2. Unless otherwise agreed by both States the denunciation of the Convention by one of them under Article 32 shall not also terminate the application of the Convention to any country to which it has been extended under this Article.

Chapter VII

Final provisions

Article 31

Entry into force

1. This Convention shall be ratified and the instruments of ratification shall be exchanged at Luxembourg as soon as possible.

2. This Convention shall enter into force upon the exchange of instruments of ratification and its provisions shall have effect for taxable years and periods beginning on or after January 1, 1967.

Article 32

Termination

This Convention shall remain in force until denounced by one of the High Contracting Parties.

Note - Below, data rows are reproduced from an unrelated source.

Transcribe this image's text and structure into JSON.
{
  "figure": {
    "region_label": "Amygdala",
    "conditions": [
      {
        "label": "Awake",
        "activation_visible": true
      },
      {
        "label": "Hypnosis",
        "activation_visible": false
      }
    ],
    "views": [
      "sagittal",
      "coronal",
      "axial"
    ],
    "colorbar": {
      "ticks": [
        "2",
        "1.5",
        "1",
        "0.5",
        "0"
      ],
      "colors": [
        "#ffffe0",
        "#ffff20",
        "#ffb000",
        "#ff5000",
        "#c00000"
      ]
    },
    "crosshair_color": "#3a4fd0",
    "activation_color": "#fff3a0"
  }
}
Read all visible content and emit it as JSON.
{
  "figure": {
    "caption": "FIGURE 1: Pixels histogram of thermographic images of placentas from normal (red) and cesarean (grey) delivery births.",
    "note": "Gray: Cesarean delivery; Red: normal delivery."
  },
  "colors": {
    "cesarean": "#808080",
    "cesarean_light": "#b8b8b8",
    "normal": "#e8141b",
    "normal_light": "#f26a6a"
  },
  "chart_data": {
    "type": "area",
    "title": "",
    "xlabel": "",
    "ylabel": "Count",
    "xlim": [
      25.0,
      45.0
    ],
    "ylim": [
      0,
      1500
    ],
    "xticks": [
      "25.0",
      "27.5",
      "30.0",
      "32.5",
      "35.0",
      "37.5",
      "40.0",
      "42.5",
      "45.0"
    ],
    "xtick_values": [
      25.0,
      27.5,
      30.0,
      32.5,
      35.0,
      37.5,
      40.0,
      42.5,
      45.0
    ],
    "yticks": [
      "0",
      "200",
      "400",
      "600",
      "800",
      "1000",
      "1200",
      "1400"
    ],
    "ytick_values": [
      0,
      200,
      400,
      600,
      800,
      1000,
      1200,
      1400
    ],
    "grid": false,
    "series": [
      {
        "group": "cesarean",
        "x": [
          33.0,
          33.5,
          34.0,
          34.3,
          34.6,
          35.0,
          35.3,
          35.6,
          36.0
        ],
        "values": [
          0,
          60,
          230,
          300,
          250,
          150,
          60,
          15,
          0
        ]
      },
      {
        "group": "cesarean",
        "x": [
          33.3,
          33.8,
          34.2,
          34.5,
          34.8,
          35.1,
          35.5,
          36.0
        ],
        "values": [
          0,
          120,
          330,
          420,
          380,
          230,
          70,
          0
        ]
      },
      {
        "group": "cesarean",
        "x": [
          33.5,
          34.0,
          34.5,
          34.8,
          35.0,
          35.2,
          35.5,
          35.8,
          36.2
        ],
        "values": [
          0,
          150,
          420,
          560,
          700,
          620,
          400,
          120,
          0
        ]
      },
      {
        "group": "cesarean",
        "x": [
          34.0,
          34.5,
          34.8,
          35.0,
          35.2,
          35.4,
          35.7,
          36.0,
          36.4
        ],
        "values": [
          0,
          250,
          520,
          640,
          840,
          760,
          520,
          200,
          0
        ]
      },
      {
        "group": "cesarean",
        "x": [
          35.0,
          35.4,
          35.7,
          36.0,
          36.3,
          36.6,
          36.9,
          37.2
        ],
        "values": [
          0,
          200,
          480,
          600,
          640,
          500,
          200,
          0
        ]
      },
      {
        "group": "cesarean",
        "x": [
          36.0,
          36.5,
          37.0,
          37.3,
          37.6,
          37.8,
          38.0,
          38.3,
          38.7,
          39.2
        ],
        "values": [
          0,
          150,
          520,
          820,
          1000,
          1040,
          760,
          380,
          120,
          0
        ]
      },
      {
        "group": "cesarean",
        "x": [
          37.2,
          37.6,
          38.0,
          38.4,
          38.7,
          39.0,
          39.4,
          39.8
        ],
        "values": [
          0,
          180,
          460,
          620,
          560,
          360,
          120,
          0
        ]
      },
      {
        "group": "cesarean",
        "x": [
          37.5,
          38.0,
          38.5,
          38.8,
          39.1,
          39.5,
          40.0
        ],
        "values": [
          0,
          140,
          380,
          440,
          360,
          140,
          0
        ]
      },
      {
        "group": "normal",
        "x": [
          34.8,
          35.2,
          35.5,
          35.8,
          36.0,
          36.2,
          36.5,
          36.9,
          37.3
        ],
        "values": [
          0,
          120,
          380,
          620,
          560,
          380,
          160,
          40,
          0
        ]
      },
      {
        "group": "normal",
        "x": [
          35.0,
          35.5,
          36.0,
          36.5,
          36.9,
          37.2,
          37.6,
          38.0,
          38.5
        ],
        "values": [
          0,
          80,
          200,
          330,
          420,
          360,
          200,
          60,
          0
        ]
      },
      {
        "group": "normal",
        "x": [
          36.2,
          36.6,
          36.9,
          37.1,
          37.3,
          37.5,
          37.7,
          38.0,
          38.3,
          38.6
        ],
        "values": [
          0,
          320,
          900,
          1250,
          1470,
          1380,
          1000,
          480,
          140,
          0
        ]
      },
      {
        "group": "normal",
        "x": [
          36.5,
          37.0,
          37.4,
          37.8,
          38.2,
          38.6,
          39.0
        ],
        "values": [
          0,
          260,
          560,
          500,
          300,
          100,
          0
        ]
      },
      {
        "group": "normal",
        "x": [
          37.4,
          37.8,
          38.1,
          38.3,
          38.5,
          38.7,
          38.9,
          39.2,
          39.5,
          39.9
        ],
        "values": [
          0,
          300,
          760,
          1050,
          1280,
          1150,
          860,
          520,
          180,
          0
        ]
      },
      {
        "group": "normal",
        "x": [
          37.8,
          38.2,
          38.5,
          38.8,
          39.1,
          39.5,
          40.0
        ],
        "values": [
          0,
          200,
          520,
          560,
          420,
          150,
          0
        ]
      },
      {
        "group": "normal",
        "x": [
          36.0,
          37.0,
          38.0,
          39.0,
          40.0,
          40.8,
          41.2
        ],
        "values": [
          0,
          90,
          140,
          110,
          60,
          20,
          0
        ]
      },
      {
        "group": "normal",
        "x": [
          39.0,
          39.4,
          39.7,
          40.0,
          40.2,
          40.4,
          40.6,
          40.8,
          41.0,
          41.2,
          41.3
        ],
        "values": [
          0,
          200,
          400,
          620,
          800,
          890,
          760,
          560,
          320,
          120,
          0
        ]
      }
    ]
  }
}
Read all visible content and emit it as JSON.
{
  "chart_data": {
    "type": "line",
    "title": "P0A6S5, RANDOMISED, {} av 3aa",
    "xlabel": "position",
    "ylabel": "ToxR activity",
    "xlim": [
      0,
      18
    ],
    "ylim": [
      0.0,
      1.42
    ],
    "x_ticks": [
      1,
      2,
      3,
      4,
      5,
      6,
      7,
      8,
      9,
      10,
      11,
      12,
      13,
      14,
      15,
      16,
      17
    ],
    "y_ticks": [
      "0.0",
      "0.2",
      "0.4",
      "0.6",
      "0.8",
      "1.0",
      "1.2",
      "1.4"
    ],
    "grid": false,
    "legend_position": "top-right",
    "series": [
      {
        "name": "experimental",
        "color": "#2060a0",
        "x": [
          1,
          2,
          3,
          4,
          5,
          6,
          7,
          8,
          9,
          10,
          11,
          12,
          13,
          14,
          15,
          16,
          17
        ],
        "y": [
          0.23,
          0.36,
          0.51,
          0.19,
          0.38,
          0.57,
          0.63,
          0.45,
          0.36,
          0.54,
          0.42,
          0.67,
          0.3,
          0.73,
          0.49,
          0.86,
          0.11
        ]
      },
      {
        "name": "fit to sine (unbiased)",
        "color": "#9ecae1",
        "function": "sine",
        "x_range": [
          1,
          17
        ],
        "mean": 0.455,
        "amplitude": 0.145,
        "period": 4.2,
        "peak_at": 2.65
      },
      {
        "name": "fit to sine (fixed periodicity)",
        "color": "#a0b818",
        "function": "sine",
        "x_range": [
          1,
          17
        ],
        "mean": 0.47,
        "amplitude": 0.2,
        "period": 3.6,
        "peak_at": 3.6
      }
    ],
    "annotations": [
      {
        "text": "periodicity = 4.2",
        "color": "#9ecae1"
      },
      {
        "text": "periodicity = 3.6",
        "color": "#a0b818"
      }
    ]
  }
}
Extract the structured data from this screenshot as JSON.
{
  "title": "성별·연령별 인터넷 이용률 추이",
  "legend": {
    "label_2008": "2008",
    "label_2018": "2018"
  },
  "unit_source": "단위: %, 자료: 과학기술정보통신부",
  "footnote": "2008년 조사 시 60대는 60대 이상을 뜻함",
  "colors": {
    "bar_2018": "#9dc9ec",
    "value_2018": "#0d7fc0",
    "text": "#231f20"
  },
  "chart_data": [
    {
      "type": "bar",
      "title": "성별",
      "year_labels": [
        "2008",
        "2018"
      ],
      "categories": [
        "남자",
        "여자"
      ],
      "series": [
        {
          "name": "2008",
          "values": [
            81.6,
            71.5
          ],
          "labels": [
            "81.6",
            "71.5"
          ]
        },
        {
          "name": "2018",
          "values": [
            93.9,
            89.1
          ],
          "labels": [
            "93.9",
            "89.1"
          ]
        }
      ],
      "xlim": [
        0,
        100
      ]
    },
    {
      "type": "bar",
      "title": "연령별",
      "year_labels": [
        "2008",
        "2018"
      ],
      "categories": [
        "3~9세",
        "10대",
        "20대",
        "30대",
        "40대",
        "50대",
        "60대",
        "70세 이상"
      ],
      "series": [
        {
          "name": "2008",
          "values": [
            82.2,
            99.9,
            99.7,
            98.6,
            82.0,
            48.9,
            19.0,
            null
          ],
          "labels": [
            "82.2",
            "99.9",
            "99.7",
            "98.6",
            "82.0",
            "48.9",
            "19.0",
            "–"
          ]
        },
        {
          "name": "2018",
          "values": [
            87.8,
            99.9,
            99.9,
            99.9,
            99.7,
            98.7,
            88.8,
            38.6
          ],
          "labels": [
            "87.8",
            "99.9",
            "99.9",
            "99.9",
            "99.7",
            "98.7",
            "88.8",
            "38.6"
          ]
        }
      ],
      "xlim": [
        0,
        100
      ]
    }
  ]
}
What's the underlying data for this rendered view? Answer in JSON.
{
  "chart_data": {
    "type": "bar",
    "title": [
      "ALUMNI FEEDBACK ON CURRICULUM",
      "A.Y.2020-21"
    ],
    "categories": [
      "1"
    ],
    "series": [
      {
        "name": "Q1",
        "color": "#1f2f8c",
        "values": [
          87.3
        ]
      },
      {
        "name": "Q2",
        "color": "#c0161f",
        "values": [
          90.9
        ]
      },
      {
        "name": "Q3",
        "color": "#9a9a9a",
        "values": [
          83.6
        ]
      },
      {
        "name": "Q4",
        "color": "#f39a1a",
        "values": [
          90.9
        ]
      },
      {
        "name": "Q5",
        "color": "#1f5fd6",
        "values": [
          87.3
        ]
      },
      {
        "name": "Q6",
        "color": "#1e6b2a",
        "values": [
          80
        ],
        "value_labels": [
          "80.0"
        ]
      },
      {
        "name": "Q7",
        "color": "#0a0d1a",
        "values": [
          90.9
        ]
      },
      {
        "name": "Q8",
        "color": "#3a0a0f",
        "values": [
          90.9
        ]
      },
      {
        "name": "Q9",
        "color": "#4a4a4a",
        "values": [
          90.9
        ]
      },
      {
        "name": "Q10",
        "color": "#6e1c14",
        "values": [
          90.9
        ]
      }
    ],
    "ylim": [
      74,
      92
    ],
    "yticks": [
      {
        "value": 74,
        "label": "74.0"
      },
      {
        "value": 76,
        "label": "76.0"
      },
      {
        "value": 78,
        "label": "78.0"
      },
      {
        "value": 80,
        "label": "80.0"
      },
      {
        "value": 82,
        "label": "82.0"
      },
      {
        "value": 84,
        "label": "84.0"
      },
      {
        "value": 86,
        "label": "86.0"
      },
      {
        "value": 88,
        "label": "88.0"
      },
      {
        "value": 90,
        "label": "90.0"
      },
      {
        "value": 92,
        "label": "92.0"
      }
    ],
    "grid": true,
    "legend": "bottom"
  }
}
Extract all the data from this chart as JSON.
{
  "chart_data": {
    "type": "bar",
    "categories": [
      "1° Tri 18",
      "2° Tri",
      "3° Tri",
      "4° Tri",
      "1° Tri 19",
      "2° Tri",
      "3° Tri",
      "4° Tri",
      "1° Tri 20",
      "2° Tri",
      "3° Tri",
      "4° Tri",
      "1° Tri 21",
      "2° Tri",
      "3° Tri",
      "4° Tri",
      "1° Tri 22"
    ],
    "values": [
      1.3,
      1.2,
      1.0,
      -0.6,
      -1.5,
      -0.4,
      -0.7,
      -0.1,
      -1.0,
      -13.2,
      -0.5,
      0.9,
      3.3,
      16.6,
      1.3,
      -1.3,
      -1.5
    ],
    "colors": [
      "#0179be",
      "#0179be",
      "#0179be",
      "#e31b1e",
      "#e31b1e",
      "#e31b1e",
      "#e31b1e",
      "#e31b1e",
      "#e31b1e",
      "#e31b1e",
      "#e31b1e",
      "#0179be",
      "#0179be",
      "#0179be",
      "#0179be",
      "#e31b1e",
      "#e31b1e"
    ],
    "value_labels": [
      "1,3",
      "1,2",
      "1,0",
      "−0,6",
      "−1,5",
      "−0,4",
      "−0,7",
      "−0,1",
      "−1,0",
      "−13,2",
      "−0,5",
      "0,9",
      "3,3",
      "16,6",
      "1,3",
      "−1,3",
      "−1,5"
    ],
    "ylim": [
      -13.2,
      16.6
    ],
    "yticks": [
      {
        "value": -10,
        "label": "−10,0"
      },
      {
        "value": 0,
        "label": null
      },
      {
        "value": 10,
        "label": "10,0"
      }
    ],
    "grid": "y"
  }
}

Either Party may denounce the Convention, through diplomatic channels, by giving notice of termination at least six months before the end of any calendar year after the year 1972.

In such event the Convention shall cease to have effect for taxable years and periods beginning after the end of the calendar year in which the notice of denunciation has been given.

In witness whereof the above-mentioned Plenipotentiaries have signed this Convention and have fixed their seals thereto.

Done in duplicate, this day of 8th May 1968, at The Hague in the Dutch and French languages, both texts being equally authentic.

PROTOCOL

At the moment of signing the Convention between the Kingdom of the Netherlands and the Grand Duchy of Luxembourg, for the avoidance of double taxation and for the prevention of fiscal evasion with respect to taxes on income and on capital, the Plenipotentiaries who have signed this Protocol, have agreed that the following provisions shall form an integral part of the Convention:

I. Ad Article 4

Individuals living aboard a ship without any real residence in either of the States shall be deemed to be residents of the State in which the ship has its home harbour.

II. Ad Article 4

The provisions of Article 4 paragraph 2 shall not apply to honorary consuls.

III. Ad Articles 10, 11 and 12

Applications for the restitution of tax levied contrary to the provisions of the Articles 10, 11 and 12 have to be lodged with the competent authority of the State having levied the tax within a period of three years after the expiration of the calendar year in which the tax has been levied.

IV. Ad Article 16

For the purposes of the application of Article 16 paragraph 1, members of the “conseil d’administration” or of the “conseil de surveillance” of a company which is a resident of Luxembourg, as well as “bestuurders” and “commissarissen” of a company which is a resident of the Netherlands shall be deemed to perform their activities in Luxembourg respectively in the Netherlands.

The provisions of paragraph 2 of that Article will not apply.

V. Ad Article 23

It is to be understood that with respect to the Netherlands income tax or company tax, the basis meant in paragraph 1 of Article 23 is the total adjusted net income (onzuivere inkomen) or the profits within the meaning of the Netherlands laws with respect to income tax, respectively company tax.

VI. Ad Article 26

The obligations to exchange information do not include information obtained from banks or from institutions assimilated therewith. The term “institutions assimilated therewith” means i.e. insurance companies.

Done in duplicate, this 8th day of May 1968, at The Hague in the Dutch and French languages, both texts being equally authentic.